Imidacloprid tarım ilacının Avrupa'nın bütün ülkelerinde yasaklandığına dikkat çeken Yılmaz, şöyle devam etti: "Ama bizde hala pamuk, şekerpancarı, kanola, ayçiçeğinde kullanılıyor. Özellikle kanola ve ayçiçeğinde kaçak kullanılıyor. İlaç firmaları stoklarını bitirmek istiyor. Bu arada da bizim arılarımız bitiyor. Bunu Tarım ve Köyişleri Bakanlığı'na aktardık. Bakanlık söz konusu aktif maddenin kullanımı ve ithalatını yasakladı."
Yılmaz, arıların ölmesine müsaade etmeyeceklerini, konuyla ilgili mücadelelerinin devam edeceğinin altını çizdi. Yılmaz, Çevre ve Orman Bakanlığı ile başlattıkları bal ormanları projesi hakkında da bilgi verdi. Bu projeyi özenli bir şekilde devam ettirdiklerini anlatan Bahri Yılmaz, proje kapsamında Ege ve Akdeniz bölgelerindeki çam ormanlarının envanterini çıkardıklarını aktardı. Bakanlığın ormanları arıcılara açmasından da büyük memnuniyet duyduklarını dile getiren Birlik Başkanı, "Arıcılar artık para vermeden ormanda konaklayacak. Ormana zarar vermemek koşuluyla, ormanlardan sonuna kadar yararlanacağız. Ormanları da zenginleştireceğiz." ifadelerini kullandı. Bahri Yılmaz, yurtdışından 21 ton arı sütü ile 200 ton polen ithal edildiği bilgisini verirken arıcılardan polen ve arı sütü üretimine ağırlık vermelerini istedi.

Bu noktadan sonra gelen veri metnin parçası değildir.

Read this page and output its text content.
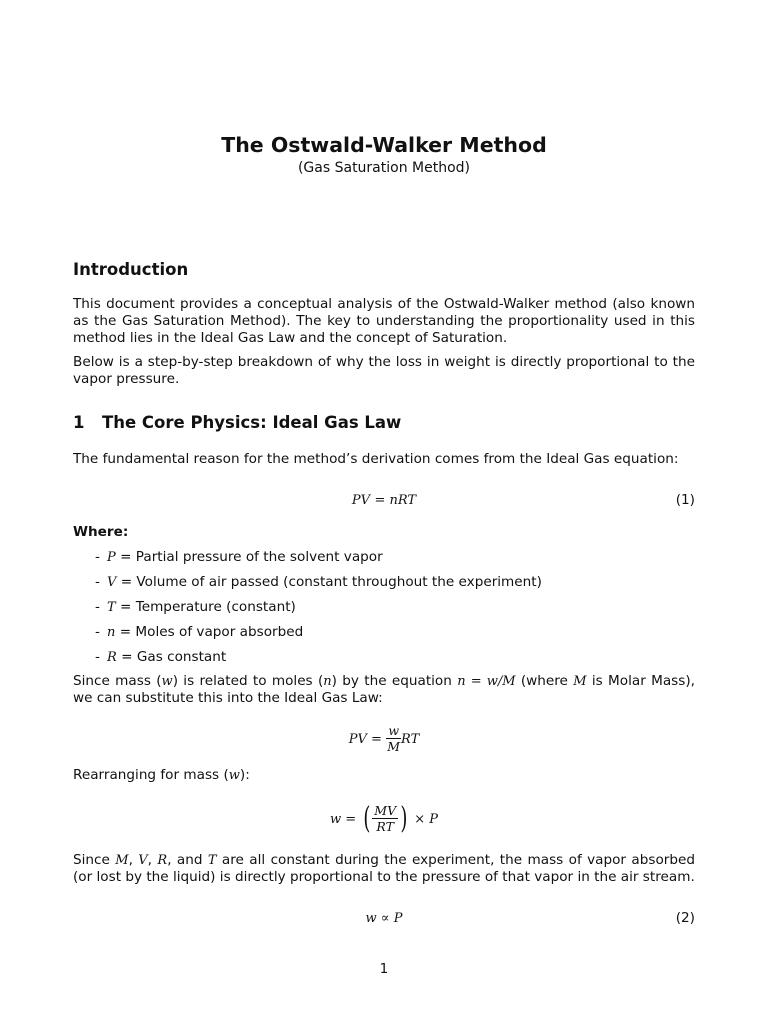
The Ostwald-Walker Method
(Gas Saturation Method)
Introduction
This document provides a conceptual analysis of the Ostwald-Walker method (also known as the Gas Saturation Method). The key to understanding the proportionality used in this method lies in the Ideal Gas Law and the concept of Saturation.
Below is a step-by-step breakdown of why the loss in weight is directly proportional to the vapor pressure.
1 The Core Physics: Ideal Gas Law
The fundamental reason for the method’s derivation comes from the Ideal Gas equation:
PV = nRT	(1)
Where:
- P = Partial pressure of the solvent vapor
- V = Volume of air passed (constant throughout the experiment)
- T = Temperature (constant)
- n = Moles of vapor absorbed
- R = Gas constant
Since mass (w) is related to moles (n) by the equation n = w/M (where M is Molar Mass), we can substitute this into the Ideal Gas Law:
PV = $\frac{w}{M}$ RT
Rearranging for mass (w):
w = ( $\frac{MV}{RT}$ ) × P
Since M, V, R, and T are all constant during the experiment, the mass of vapor absorbed (or lost by the liquid) is directly proportional to the pressure of that vapor in the air stream.
w ∝ P	(2)
1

GLİKOZ ŞURUBUNU BAL DİYE SATIYORLAR
Sahte bal olaylarına da değinen Birlik Başkanı Bahri Yılmaz, şunları kaydetti: "Arıcıların bir başka sorun da glikoz şurubunu bal diye satılması. Bu şekilde TSK'ya satılan 700 bin paket balı ihbar ederek toplatılmasını sağladık. Bunu yapmaya devam edeceğiz. Bizim hedefimiz sofradan kavanoza kadar balı izlenebilir bir ürün haline getirmek."
ANTALYA ÜÇ MEVSİM BAL ALINABİLEN ENDER BÖLGELERDEN BİRİ
Antalya Arı Yetiştiricileri Birliği (AYBİR) Başkanı Hasan Yavuz ise Antalya'nın zengin flora yapısıyla arıcılık için önemli bir konuma sahip olduğunu belirtti.
Özellikle narenciye bölgesi olması nedeniyle ilkbaharda kaliteli bal üretimi gerçekleştiğine işaret eden Yavuz, Antalya'nın arıları kışlatma bakımından da Türkiye'nin en uygun iklimine sahip olduğunu dile getirdi.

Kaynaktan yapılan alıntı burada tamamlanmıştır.